Queensland's state auditor will investigate the public sector's management of cloud computing service providers over the coming year following the government's introduction of a cloud-first mandate for IT buying.
Last May Queensland became the first Australian government to require its agencies to consider cloud-based solutions as the default option in any new IT procurements.
To keep an eye on progress, the Queensland Audit Office this week revealed it would examine how government agencies are handling the management of cloud computing services.
The government watchdog published its proposed auditing schedule out to 2018 [pdf], revealing that during 2015-16 it will conduct an investigation into the "design, implementation, security and operating effectiveness of the management of ICT service providers for cloud computing".
"Cloud computing can be relatively easy to set up and fund," the QAO wrote.
"However, inadequate considerations of fit for purpose (sic), risk management and long term strategy could leave agencies with few or costly exit options in the event of unsatisfactory performance of the service providers or changes in agencies’ requirements."
The Queensland Audit Office said government agencies needed to have a "robust risk assessment and management approach for the ICT services provided by external providers".
"For the implementation of cloud computing, this includes balancing the security, scalability and value for money of public and private clouds," it said.

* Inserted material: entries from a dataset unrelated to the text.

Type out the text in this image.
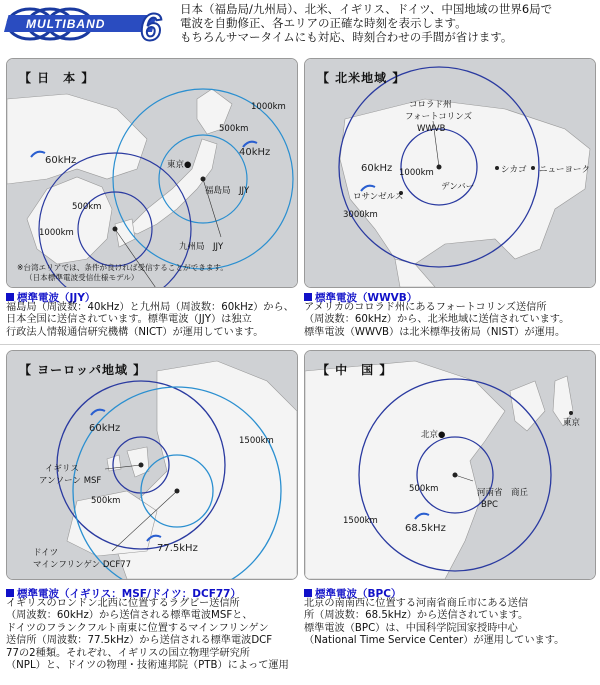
MULTIBAND 6 日本（福島局/九州局）、北米、イギリス、ドイツ、中国地域の世界6局で
電波を自動修正、各エリアの正確な時刻を表示します。
もちろんサマータイムにも対応、時刻合わせの手間が省けます。
1000km
500km
40kHz
60kHz	東京●
福島局　JJY
500km
1000km
九州局　JJY
【 日　本 】
※台湾エリアでは、条件が良ければ受信することができます。
（日本標準電波受信仕様モデル）
標準電波（JJY）
福島局（周波数：40kHz）と九州局（周波数：60kHz）から、
日本全国に送信されています。標準電波（JJY）は独立
行政法人情報通信研究機構（NICT）が運用しています。
コロラド州
フォートコリンズ
WWVB
60kHz 1000km
デンバー
シカゴ ニューヨーク
ロサンゼルス
3000km
【 北米地域 】
標準電波（WWVB）
アメリカのコロラド州にあるフォートコリンズ送信所
（周波数：60kHz）から、北米地域に送信されています。
標準電波（WWVB）は北米標準技術局（NIST）が運用。
60kHz
1500km
イギリス
アンソーン MSF
500km
77.5kHz
ドイツ
マインフリンゲン DCF77
【 ヨーロッパ地域 】
標準電波（イギリス：MSF/ドイツ：DCF77）
イギリスのロンドン北西に位置するラグビー送信所
（周波数：60kHz）から送信される標準電波MSFと、
ドイツのフランクフルト南東に位置するマインフリンゲン
送信所（周波数：77.5kHz）から送信される標準電波DCF
77の2種類。それぞれ、イギリスの国立物理学研究所
（NPL）と、ドイツの物理・技術連邦院（PTB）によって運用
北京●
東京
500km	河南省　商丘
BPC
1500km
68.5kHz
【 中　国 】
標準電波（BPC）
北京の南南西に位置する河南省商丘市にある送信
所（周波数：68.5kHz）から送信されています。
標準電波（BPC）は、中国科学院国家授時中心
（National Time Service Center）が運用しています。
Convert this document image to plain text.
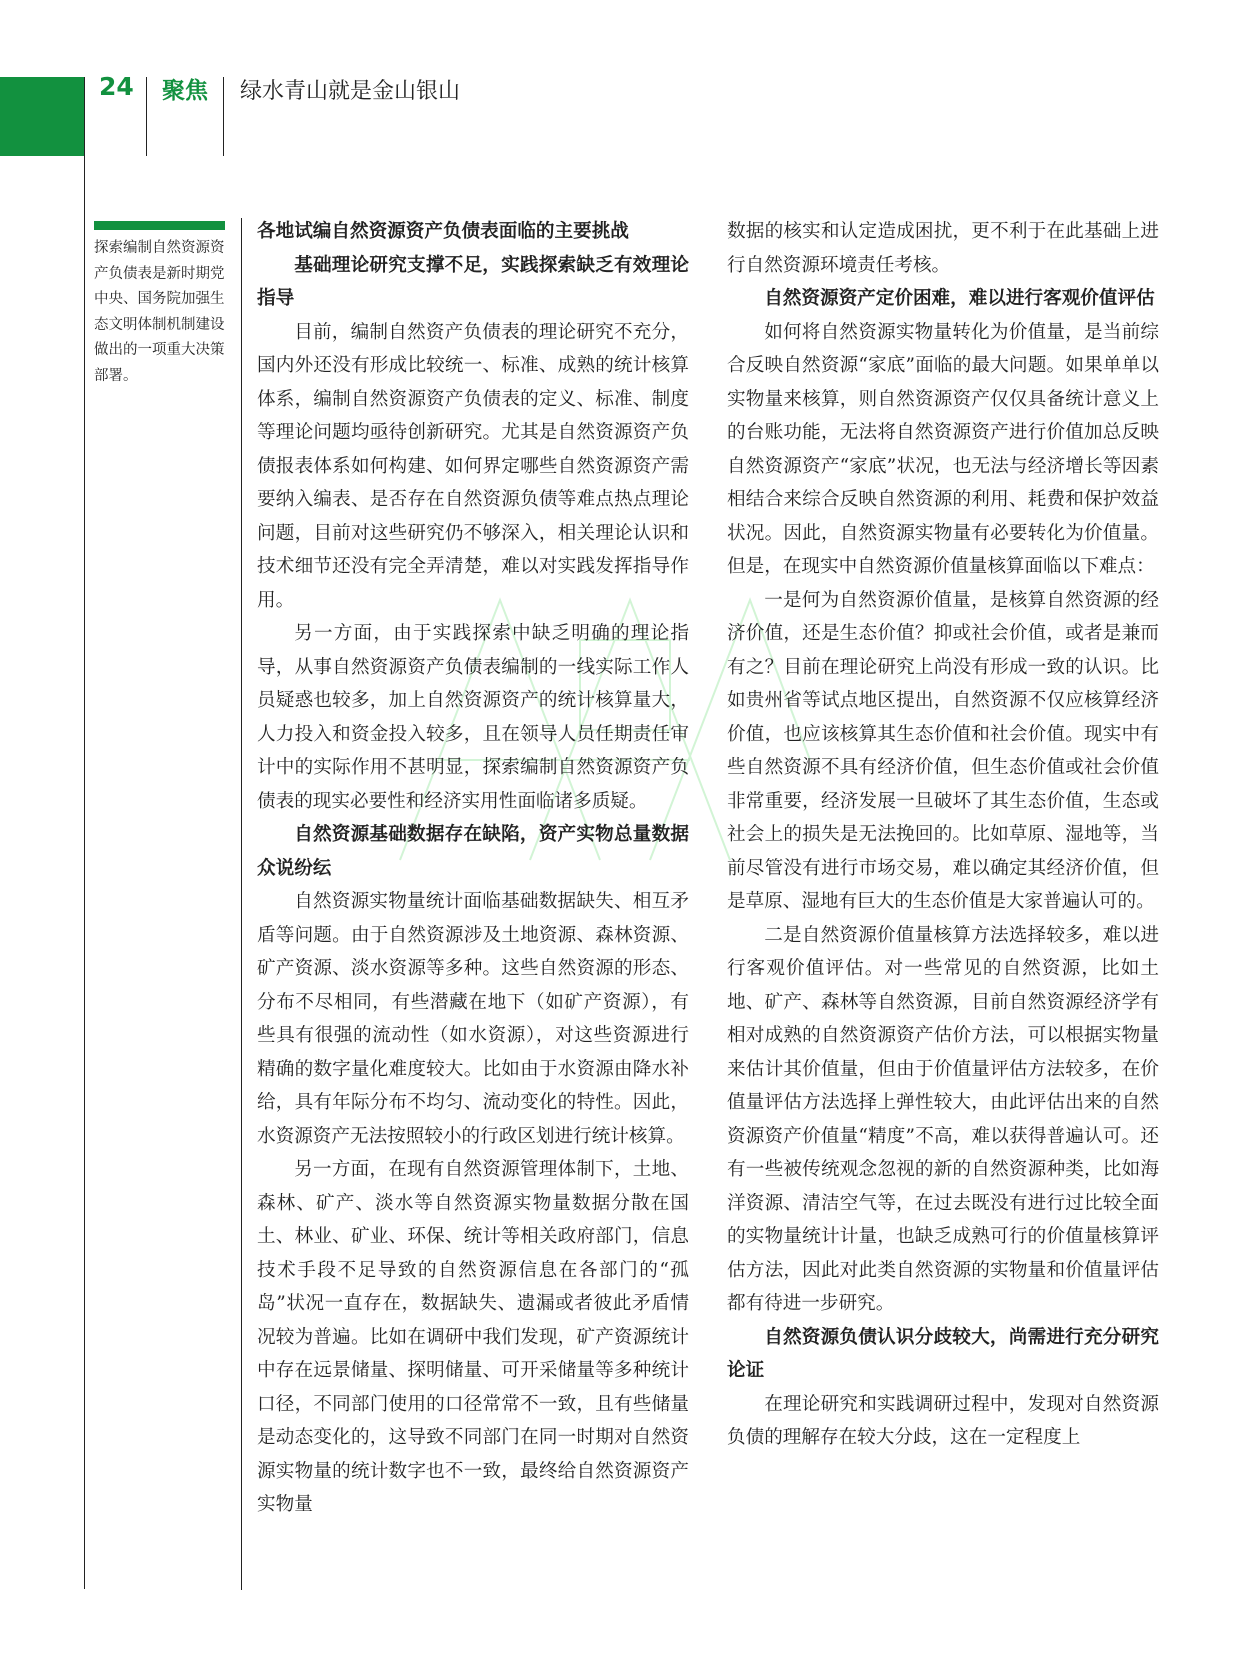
24 聚焦 绿水青山就是金山银山
探索编制自然资源资产负债表是新时期党中央、国务院加强生态文明体制机制建设做出的一项重大决策部署。

各地试编自然资源资产负债表面临的主要挑战

基础理论研究支撑不足，实践探索缺乏有效理论指导

目前，编制自然资产负债表的理论研究不充分，国内外还没有形成比较统一、标准、成熟的统计核算体系，编制自然资源资产负债表的定义、标准、制度等理论问题均亟待创新研究。尤其是自然资源资产负债报表体系如何构建、如何界定哪些自然资源资产需要纳入编表、是否存在自然资源负债等难点热点理论问题，目前对这些研究仍不够深入，相关理论认识和技术细节还没有完全弄清楚，难以对实践发挥指导作用。

另一方面，由于实践探索中缺乏明确的理论指导，从事自然资源资产负债表编制的一线实际工作人员疑惑也较多，加上自然资源资产的统计核算量大，人力投入和资金投入较多，且在领导人员任期责任审计中的实际作用不甚明显，探索编制自然资源资产负债表的现实必要性和经济实用性面临诸多质疑。

自然资源基础数据存在缺陷，资产实物总量数据众说纷纭

自然资源实物量统计面临基础数据缺失、相互矛盾等问题。由于自然资源涉及土地资源、森林资源、矿产资源、淡水资源等多种。这些自然资源的形态、分布不尽相同，有些潜藏在地下（如矿产资源），有些具有很强的流动性（如水资源），对这些资源进行精确的数字量化难度较大。比如由于水资源由降水补给，具有年际分布不均匀、流动变化的特性。因此，水资源资产无法按照较小的行政区划进行统计核算。

另一方面，在现有自然资源管理体制下，土地、森林、矿产、淡水等自然资源实物量数据分散在国土、林业、矿业、环保、统计等相关政府部门，信息技术手段不足导致的自然资源信息在各部门的“孤岛”状况一直存在，数据缺失、遗漏或者彼此矛盾情况较为普遍。比如在调研中我们发现，矿产资源统计中存在远景储量、探明储量、可开采储量等多种统计口径，不同部门使用的口径常常不一致，且有些储量是动态变化的，这导致不同部门在同一时期对自然资源实物量的统计数字也不一致，最终给自然资源资产实物量

数据的核实和认定造成困扰，更不利于在此基础上进行自然资源环境责任考核。

自然资源资产定价困难，难以进行客观价值评估

如何将自然资源实物量转化为价值量，是当前综合反映自然资源“家底”面临的最大问题。如果单单以实物量来核算，则自然资源资产仅仅具备统计意义上的台账功能，无法将自然资源资产进行价值加总反映自然资源资产“家底”状况，也无法与经济增长等因素相结合来综合反映自然资源的利用、耗费和保护效益状况。因此，自然资源实物量有必要转化为价值量。但是，在现实中自然资源价值量核算面临以下难点：

一是何为自然资源价值量，是核算自然资源的经济价值，还是生态价值？抑或社会价值，或者是兼而有之？目前在理论研究上尚没有形成一致的认识。比如贵州省等试点地区提出，自然资源不仅应核算经济价值，也应该核算其生态价值和社会价值。现实中有些自然资源不具有经济价值，但生态价值或社会价值非常重要，经济发展一旦破坏了其生态价值，生态或社会上的损失是无法挽回的。比如草原、湿地等，当前尽管没有进行市场交易，难以确定其经济价值，但是草原、湿地有巨大的生态价值是大家普遍认可的。

二是自然资源价值量核算方法选择较多，难以进行客观价值评估。对一些常见的自然资源，比如土地、矿产、森林等自然资源，目前自然资源经济学有相对成熟的自然资源资产估价方法，可以根据实物量来估计其价值量，但由于价值量评估方法较多，在价值量评估方法选择上弹性较大，由此评估出来的自然资源资产价值量“精度”不高，难以获得普遍认可。还有一些被传统观念忽视的新的自然资源种类，比如海洋资源、清洁空气等，在过去既没有进行过比较全面的实物量统计计量，也缺乏成熟可行的价值量核算评估方法，因此对此类自然资源的实物量和价值量评估都有待进一步研究。

自然资源负债认识分歧较大，尚需进行充分研究论证

在理论研究和实践调研过程中，发现对自然资源负债的理解存在较大分歧，这在一定程度上
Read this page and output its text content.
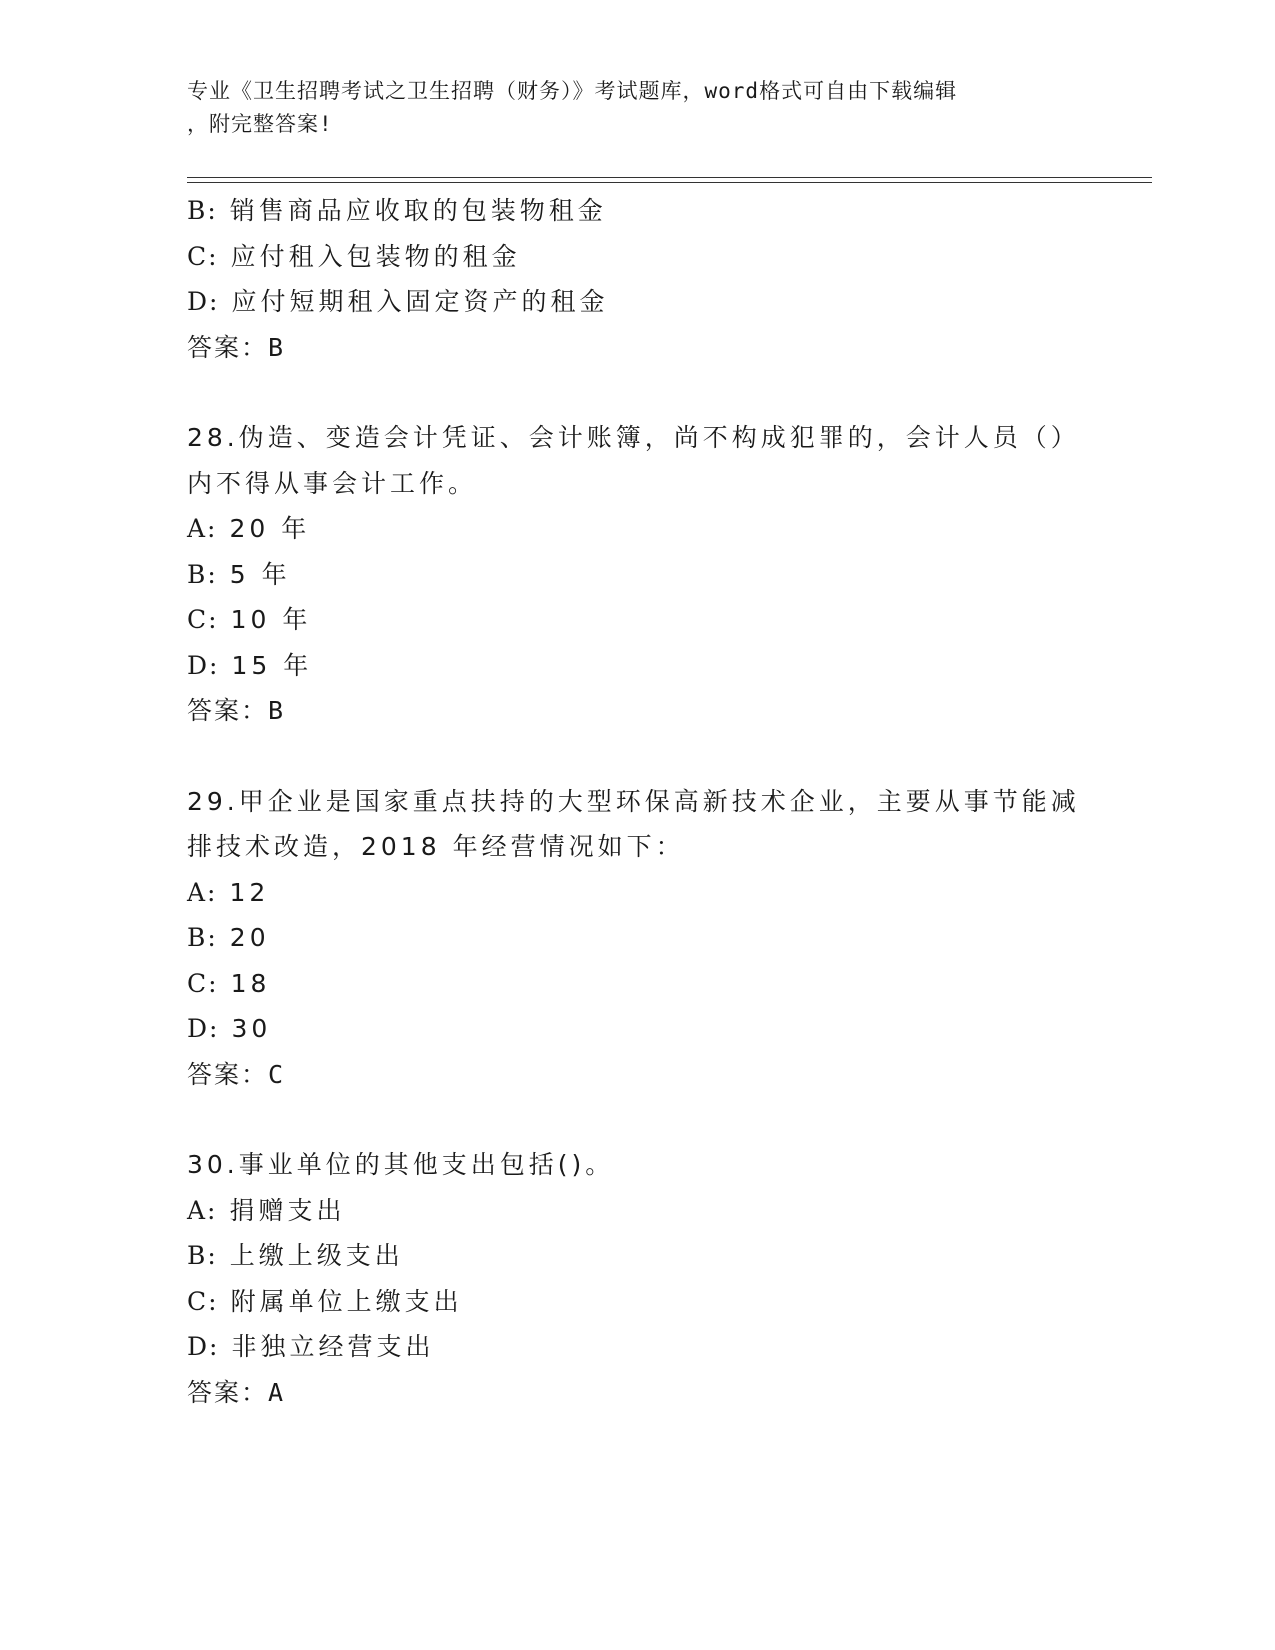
专业《卫生招聘考试之卫生招聘（财务）》考试题库，word格式可自由下载编辑
，附完整答案!
B: 销售商品应收取的包装物租金
C: 应付租入包装物的租金
D: 应付短期租入固定资产的租金
答案：B
28.伪造、变造会计凭证、会计账簿，尚不构成犯罪的，会计人员（）
内不得从事会计工作。
A: 20 年
B: 5 年
C: 10 年
D: 15 年
答案：B
29.甲企业是国家重点扶持的大型环保高新技术企业，主要从事节能减
排技术改造，2018 年经营情况如下：
A: 12
B: 20
C: 18
D: 30
答案：C
30.事业单位的其他支出包括()。
A: 捐赠支出
B: 上缴上级支出
C: 附属单位上缴支出
D: 非独立经营支出
答案：A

"A more secure but more expensive private cloud is restricted to a single enterprise. The public cloud provides scalability options but adopts ‘one size fits all’ for all enterprises sharing the infrastructure.
"Some risks in relation to public clouds include security, data and system integration, data and system portability, viability of the service provider, ICT governance and service level agreements."
The QAO's report is expected to be tabled before the end of 2016.